4)      Que reste t'il à connaître de ce vaccin ?

 On sait que le vaccin Pfizer à RNA est très efficace pour prévenir les formes graves de la maladie. On sait aussi qu'il a des effets secondaires assez fréquents mais bénins au moment de l'injection ( fièvre, douleur et/ou rougeur au point d'injection, céphalées).
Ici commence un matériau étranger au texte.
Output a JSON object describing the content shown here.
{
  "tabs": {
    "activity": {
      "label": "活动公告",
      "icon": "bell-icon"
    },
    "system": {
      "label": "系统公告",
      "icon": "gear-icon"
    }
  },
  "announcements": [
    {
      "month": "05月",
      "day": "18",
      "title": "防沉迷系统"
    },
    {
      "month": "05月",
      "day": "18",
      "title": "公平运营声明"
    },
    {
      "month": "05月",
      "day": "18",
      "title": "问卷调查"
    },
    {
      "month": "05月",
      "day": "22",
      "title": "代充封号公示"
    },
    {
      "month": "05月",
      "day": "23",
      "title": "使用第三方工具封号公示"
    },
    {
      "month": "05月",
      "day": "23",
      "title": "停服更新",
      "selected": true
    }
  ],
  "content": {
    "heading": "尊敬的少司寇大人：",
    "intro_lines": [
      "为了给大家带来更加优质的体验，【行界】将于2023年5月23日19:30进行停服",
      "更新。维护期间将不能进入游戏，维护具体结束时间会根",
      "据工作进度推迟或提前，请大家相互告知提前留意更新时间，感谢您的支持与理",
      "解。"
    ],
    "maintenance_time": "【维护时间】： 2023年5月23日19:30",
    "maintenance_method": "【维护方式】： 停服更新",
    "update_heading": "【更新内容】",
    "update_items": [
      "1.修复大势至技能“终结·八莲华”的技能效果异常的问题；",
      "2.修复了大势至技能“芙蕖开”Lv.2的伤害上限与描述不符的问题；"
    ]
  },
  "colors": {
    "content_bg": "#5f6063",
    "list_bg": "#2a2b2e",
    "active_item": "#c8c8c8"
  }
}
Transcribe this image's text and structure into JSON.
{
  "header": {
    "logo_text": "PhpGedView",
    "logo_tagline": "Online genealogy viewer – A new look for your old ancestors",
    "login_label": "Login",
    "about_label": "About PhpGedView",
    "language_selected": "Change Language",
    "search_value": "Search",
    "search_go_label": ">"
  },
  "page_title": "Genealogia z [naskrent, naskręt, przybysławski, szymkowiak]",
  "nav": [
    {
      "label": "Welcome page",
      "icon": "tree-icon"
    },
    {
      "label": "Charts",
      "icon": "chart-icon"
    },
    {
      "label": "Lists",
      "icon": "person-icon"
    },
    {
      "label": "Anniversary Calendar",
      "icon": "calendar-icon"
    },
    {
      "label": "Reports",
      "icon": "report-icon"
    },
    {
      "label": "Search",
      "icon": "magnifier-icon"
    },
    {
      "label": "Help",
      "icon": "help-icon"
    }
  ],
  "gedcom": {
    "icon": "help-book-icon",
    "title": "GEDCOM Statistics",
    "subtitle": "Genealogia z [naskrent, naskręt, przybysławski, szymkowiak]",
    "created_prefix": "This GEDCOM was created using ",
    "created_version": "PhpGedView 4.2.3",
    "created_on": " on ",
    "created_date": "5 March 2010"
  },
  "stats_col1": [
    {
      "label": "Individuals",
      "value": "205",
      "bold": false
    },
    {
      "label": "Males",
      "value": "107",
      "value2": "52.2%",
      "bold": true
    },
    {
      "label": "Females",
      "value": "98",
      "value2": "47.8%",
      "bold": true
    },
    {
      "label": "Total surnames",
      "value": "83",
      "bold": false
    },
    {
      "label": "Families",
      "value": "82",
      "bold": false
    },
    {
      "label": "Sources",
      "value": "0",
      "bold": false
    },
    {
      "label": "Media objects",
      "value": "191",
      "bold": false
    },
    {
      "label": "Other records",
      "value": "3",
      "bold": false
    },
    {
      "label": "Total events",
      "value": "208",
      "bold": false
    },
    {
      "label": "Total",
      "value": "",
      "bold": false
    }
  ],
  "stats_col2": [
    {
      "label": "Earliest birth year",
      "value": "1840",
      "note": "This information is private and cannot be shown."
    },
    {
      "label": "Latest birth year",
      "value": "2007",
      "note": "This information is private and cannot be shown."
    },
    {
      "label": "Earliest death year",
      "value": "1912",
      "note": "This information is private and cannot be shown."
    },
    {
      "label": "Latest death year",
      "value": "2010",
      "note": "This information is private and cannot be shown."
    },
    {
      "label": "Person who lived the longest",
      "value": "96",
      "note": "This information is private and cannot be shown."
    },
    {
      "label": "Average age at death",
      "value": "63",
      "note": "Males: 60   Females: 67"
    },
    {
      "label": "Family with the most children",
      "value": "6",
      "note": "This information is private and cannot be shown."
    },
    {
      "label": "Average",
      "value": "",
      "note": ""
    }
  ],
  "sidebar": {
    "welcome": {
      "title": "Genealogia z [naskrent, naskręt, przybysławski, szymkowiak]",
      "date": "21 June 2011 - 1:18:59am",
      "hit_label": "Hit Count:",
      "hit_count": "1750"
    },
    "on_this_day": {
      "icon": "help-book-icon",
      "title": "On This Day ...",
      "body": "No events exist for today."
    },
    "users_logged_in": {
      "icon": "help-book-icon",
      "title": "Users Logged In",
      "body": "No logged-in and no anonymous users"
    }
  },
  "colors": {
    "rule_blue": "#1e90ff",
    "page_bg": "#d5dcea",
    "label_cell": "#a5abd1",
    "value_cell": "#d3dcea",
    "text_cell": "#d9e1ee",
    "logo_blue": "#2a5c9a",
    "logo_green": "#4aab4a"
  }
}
D'autres effets secondaires plus graves ont été observés lors des premières vaccinations chez des sujets souffrant d'allergies sévères, au point qu'ils étaient porteurs d'une seringue d'adrénaline ! Ces sujets n'auraient pas dû être vaccinés et la contre indication en cas d'allergie sévère est maintenant bien établie. On a observé le même effet secondaire avec le vaccin Moderna. Se peut-il qu'on découvre d'autres effets secondaires graves avec ces vaccins ? Ce n'est pas impossible, mais on peut dire déjà que ces effets secondaires, s'ils existent seront très rares. Il faut noter que l'ARN messager injecté est entièrement synthétique et ne provient pas du virus, et, qu'à priori le risque d'effets secondaires semble plus faible que lorsqu'on injecte le virus entier, tué ou atténué …. Il faut néanmoins , comme on le fait toujours, continuer la pharmaco-vigilance.

 

On ne sait pas si ces vaccins évitent la contamination sous une forme inapparente. On ne sait pas non plus s'ils évitent la transmission du virus par des sujets contaminés. Ce n'est que l'observation prolongée qui permettra de le savoir. Pour des raisons évidentes les essais du vaccin  ont eu lieu dans des régions où le virus circulait beaucoup (USA, Brésil ..), de façon à ce que les volontaires aient de grandes  chances de rencontrer le virus et qu'une différence apparaisse vite entre les vaccinés et ceux ayant reçu un placebo. Mais tant que le virus sera très présent dans ces régions il ne sera pas étonnant que quelqu'un de l'entourage des vaccinés soit contaminé par le covid 19. Il faudra attendre que la circulation du virus devienne faible pour vérifier si le vaccin empêche la transmission du virus.